Araghchi a qualifié l'opération américaine de « violation flagrante » de la Charte de l'ONU et du droit international, exhortant les gouvernements et les Nations Unies à s'exprimer contre cette violation dangereuse de Washington.
Il a averti que ce genre de force unilatérale risque de saper l'État de droit dans les relations mondiales et normalise l'usage de la force contre les États souverains.

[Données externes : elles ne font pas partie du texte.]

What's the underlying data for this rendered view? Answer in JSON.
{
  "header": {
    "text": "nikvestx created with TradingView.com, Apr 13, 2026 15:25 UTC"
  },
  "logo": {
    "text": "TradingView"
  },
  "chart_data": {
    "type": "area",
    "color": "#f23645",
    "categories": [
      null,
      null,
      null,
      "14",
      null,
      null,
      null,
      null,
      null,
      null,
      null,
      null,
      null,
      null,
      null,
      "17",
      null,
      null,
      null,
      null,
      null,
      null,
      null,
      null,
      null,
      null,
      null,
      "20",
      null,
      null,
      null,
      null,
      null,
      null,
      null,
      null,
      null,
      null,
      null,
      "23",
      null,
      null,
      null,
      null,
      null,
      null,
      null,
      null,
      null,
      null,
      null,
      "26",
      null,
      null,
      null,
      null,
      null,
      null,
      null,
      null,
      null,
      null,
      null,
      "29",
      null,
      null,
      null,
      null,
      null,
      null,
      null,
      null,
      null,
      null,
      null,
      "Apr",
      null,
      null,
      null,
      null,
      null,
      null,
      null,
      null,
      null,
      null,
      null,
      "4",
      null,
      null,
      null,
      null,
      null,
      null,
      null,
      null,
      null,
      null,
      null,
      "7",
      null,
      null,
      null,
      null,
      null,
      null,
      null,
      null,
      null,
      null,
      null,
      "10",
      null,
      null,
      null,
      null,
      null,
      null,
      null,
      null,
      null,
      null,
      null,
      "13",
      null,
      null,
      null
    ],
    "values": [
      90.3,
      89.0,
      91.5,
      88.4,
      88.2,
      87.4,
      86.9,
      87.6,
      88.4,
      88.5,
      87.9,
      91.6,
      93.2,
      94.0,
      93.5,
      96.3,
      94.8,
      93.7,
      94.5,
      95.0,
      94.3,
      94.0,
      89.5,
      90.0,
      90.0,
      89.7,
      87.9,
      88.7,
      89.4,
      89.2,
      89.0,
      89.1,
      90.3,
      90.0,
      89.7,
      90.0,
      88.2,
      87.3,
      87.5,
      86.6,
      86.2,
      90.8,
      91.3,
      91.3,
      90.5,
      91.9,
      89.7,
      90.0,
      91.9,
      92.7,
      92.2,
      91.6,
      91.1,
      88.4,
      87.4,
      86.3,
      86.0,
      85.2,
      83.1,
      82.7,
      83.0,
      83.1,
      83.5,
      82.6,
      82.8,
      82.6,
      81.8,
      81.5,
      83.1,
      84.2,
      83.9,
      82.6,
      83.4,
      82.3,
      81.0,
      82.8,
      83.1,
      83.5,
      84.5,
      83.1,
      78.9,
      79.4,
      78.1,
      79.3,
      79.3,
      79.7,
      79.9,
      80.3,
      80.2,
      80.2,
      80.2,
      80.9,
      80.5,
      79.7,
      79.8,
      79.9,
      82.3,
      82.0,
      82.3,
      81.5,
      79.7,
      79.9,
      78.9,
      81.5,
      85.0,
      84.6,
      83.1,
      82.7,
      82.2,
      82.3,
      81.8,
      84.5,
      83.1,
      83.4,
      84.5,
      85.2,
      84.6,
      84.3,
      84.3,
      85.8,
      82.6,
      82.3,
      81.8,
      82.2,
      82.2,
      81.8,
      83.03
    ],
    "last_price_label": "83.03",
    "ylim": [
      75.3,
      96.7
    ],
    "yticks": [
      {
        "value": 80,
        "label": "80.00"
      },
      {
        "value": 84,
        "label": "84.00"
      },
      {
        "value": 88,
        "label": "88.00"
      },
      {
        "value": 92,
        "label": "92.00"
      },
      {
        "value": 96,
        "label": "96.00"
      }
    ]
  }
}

Rodríguez Parrilla a condamné la démarche « illégale » des États-Unis dans les Caraïbes et en Amérique latine, en particulier l'« invasion illégale » du Venezuela et l'enlèvement du président, disant que cela menace la sécurité régionale.
Vieira a fait écho à ces vues, qualifiant les actions américaines de « violations claires » de la Charte de l'ONU. Il a dit que le Brésil soulèvera la question au Conseil de sécurité de l'ONU, à l'Organisation des États américains et à la Communauté des États latino-américains et caraïbes.
Les trois ministres des Affaires étrangères ont appelé à une coopération plus étroite entre les nations en développement, le Groupe des amis en défense de la Charte de l'ONU et le Mouvement des non-alignés pour repousser l'unilatéralisme et défendre le droit international.
La controverse a commencé samedi dernier lorsque les forces américaines ont frappé le Venezuela, saisi le président Maduro et sa femme, et les ont transférés aux États-Unis. Depuis des mois, les États-Unis maintiennent une présence militaire significative au large des côtes du Venezuela, officiellement pour lutter contre le trafic de drogue — une revendication que Caracas considère comme un prétexte pour un changement de régime.